Lapid has won top awards at the Berlin and Locarno film festivals, and the French honour Chevalier des Arts et des Lettres. He is also no stranger to IFFI. His 2014 film 'The Kindergarten Teacher' was screened at the Festival and Sarit Larry, its lead star, was awarded Best Actor (Female).

Coincidentally, Season 4 of the popular Netflix action drama series, 'Fauda', was premiered at the just-concluded 53rd IFFI and one its leading stars, Lior Raz, and its writer, producer and creator, Avi Isaacharoff, walked the red carpet with Union I&B Minister Anurag Thakur.

What the IFFI organisers did not bargain for, though, was that Lapid is not known to pull back his punches on issues that are politically controversial.

Talking about his 2019 film 'Synonymes', which premiered at the Berlin International Film Festival and then went on to win the Golden Bear, Lapid had said to the Toronto-based NOW magazine that "the Israeli collective soul is a sick soul".

He went on to say: "Something in the deepest essence of the Israeli existence is false -- is rotten. It's not just Benjamin Netanyahu -- it's not special to Israel."

"But, at the same time, I think this Israeli sickness or nature is characterised by young Israeli men, muscular, smiling, who don't raise any questions and don't have any doubts. They are extremely proud of being Israeli. They have a totally dichotomous vision of existence: Us versus all the others."

'Synonymes', incidentally, is about a young Israeli man who absconds to Paris to escape his nationality.

Lapid's conflicted view of Israel came out forcefully in his film 'Ahed's Knee', which shared the Jury Prize at the 2021 Cannes Film Festival and was invited last year to be screened at the Soul of Asia section of the 52nd IFFI.

The son of writer Haim Lapid and film editor Era Lapid, 47-year-old Nadav Lapid, according to Wikipedia, studied Philosophy at Tel Aviv University and then moved to Paris after his mandatory military service in the Israel Defence Forces. He returned to Israel to pursue a degree at the Sam Spiegel Film and Television School in Jerusalem.

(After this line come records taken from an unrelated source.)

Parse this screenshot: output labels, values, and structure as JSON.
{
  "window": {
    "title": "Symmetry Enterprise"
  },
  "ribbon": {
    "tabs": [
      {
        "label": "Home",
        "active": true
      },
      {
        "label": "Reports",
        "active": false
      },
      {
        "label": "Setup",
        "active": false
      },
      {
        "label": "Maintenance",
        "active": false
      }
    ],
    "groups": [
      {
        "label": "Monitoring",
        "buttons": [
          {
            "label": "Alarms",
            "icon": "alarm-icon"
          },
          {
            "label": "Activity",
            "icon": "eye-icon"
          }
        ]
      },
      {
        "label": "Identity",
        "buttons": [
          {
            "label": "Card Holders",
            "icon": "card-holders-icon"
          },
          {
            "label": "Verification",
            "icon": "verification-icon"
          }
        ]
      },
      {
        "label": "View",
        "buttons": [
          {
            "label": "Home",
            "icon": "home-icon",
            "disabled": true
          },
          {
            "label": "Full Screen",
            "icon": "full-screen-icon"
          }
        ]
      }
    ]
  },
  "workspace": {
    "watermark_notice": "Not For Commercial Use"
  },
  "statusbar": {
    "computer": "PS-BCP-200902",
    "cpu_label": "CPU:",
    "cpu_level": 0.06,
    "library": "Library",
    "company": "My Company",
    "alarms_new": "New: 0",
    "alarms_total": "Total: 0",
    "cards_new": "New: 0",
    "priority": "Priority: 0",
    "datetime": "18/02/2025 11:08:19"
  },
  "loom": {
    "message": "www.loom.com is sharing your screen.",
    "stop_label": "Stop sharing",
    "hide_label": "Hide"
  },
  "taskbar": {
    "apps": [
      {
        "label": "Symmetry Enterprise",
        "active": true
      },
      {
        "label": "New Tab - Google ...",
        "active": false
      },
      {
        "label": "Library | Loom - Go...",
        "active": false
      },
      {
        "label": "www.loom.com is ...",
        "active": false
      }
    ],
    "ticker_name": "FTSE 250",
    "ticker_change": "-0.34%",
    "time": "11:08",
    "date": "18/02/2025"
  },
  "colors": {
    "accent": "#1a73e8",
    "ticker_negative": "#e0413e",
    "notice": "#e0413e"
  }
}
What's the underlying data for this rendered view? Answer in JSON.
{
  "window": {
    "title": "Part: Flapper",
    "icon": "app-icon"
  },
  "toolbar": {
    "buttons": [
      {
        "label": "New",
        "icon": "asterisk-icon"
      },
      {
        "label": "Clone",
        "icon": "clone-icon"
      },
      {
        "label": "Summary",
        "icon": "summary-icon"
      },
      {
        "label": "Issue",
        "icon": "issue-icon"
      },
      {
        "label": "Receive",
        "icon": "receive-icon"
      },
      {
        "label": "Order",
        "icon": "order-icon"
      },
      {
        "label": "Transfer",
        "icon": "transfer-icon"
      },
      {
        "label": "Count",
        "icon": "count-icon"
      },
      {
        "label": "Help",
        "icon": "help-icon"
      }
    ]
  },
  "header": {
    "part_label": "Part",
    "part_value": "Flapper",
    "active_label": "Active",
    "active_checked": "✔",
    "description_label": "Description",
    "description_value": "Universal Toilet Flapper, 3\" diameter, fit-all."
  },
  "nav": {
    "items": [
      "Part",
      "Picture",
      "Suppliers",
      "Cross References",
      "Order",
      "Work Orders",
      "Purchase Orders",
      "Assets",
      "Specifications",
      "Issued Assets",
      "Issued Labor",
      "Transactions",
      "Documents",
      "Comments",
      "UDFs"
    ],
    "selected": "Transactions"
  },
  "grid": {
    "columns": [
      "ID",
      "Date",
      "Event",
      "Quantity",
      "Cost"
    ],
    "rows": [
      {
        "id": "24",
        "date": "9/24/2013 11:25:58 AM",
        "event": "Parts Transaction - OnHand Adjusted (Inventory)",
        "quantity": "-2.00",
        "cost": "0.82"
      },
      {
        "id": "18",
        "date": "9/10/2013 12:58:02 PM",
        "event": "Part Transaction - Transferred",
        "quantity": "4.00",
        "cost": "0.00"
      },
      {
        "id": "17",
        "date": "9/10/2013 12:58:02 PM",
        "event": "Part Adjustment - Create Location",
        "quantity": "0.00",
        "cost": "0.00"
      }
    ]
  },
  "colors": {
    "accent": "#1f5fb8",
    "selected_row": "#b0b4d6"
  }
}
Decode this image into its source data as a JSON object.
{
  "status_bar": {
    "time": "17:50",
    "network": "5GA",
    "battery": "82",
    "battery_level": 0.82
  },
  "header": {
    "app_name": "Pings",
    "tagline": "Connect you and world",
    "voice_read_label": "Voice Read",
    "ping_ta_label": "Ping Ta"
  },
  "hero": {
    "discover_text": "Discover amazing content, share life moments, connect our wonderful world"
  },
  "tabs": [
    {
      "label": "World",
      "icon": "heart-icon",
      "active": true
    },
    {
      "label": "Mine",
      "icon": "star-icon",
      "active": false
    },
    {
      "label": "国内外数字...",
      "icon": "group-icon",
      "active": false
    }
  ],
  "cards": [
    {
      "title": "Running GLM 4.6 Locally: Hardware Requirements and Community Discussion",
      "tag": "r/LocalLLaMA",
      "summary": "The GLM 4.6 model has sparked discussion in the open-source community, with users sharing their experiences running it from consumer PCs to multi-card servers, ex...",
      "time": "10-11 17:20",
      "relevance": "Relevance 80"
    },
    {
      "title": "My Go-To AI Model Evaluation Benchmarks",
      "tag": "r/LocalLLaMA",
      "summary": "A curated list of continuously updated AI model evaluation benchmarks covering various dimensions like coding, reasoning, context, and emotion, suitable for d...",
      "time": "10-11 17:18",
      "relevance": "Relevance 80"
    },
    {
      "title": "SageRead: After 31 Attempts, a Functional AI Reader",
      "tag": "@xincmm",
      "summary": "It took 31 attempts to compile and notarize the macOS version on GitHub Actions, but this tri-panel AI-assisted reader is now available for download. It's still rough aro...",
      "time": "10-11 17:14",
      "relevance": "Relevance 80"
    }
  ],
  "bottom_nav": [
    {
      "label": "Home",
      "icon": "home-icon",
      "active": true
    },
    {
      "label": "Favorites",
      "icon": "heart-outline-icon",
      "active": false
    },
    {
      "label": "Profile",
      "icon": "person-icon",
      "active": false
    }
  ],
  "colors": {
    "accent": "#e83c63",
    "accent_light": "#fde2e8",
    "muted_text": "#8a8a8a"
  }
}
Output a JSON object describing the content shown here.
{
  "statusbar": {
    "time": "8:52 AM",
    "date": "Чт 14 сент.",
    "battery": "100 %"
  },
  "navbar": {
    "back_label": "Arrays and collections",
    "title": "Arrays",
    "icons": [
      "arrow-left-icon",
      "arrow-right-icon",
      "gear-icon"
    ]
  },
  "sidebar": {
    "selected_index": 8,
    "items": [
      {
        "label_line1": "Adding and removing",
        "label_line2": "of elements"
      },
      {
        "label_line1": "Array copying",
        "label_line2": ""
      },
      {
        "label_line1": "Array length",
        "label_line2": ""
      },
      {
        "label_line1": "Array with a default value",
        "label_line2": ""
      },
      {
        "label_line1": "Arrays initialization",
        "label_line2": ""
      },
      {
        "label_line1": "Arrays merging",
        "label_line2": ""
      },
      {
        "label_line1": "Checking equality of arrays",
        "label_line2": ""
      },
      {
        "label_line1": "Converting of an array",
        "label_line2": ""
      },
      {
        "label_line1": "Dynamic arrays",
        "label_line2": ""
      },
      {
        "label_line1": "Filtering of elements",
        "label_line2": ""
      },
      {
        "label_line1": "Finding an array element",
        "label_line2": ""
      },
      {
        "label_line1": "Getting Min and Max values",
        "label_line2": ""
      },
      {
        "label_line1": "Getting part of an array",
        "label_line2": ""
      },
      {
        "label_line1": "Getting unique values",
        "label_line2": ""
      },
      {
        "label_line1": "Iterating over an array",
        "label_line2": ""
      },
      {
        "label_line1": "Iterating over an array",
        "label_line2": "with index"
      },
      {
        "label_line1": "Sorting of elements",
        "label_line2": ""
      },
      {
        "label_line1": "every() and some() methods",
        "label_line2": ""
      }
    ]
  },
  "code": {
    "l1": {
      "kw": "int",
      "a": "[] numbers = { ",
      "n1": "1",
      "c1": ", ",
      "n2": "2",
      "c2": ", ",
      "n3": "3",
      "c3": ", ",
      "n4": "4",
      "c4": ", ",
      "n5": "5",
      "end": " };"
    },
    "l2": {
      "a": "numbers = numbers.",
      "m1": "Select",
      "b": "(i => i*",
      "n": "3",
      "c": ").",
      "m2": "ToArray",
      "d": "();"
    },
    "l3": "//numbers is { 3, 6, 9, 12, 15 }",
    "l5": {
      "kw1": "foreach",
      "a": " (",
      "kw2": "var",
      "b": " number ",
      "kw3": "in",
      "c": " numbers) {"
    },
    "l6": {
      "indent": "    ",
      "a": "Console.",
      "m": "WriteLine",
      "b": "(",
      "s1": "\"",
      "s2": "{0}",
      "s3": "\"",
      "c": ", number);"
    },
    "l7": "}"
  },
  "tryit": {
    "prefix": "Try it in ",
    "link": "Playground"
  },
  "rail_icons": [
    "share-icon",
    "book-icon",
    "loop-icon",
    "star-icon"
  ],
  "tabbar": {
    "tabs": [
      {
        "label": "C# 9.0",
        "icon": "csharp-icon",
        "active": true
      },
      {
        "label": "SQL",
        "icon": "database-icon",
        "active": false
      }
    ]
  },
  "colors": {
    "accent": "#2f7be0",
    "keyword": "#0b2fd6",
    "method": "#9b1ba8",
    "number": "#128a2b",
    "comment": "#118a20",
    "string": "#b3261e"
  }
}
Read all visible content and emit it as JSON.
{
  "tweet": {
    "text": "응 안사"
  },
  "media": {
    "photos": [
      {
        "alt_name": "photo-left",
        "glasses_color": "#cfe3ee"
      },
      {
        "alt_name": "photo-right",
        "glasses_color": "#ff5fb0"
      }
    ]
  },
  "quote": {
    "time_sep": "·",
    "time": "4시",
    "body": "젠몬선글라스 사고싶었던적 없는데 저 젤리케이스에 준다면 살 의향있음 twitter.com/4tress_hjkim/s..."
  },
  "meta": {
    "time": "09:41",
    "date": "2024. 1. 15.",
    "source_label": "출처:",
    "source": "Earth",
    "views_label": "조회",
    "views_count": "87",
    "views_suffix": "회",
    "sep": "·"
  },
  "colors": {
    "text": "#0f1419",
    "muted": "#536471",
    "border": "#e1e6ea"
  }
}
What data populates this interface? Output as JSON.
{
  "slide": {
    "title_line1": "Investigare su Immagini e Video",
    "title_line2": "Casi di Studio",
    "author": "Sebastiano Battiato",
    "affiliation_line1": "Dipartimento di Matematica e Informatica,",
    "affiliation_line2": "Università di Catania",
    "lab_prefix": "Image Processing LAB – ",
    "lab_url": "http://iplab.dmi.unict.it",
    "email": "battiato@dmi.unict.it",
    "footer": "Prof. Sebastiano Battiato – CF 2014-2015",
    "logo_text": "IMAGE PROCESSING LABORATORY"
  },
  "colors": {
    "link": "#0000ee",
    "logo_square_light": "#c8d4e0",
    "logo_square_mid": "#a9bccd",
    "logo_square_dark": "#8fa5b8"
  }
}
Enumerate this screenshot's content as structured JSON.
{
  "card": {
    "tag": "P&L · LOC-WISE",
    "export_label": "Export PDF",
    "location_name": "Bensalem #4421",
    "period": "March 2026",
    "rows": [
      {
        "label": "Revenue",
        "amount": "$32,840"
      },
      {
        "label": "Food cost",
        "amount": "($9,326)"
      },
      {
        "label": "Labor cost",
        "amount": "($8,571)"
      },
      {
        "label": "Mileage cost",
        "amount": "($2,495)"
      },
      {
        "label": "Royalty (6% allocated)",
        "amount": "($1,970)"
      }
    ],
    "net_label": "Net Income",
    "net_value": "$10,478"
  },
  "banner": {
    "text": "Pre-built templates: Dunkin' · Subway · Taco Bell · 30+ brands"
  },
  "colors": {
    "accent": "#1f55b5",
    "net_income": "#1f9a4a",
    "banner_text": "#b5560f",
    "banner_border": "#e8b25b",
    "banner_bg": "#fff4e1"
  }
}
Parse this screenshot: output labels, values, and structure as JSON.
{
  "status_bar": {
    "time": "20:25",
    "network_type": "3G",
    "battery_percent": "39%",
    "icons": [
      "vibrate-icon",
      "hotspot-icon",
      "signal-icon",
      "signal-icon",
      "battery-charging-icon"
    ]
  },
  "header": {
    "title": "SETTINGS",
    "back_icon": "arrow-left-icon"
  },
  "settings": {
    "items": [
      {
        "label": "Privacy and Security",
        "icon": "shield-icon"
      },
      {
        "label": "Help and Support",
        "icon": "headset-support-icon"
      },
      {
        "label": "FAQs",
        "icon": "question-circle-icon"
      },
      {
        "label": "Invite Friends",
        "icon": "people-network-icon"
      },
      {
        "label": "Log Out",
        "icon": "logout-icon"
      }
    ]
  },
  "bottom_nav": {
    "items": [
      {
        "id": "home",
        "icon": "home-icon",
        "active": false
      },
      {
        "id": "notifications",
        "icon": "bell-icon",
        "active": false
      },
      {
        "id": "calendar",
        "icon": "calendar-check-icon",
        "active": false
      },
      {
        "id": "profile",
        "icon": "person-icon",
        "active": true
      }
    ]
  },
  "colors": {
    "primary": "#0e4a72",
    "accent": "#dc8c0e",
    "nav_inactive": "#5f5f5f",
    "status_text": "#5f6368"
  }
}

His debut feature film 'Policeman' won the Special Jury Prize at the Locarno International Film Festival in 2011.

Unafraid to speak up for the Palestinians now confined to the West Bank, Lapid is one of 250 Israeli filmmakers who signed an open letter to protest against the launch of the Shomron (Samaria/West Bank) Film Fund.

The filmmakers are of the view that the fund had just one goal: Inviting Israeli filmmakers to "actively participate in whitewashing the Occupation in exchange for financial support and prizes". The Shomron Film Fund's official mandate is to "distribute grants to Jewish settlers who reside in the West Bank ("Judea and Samaria") and to productions by Israeli citizens filmed in the West Bank".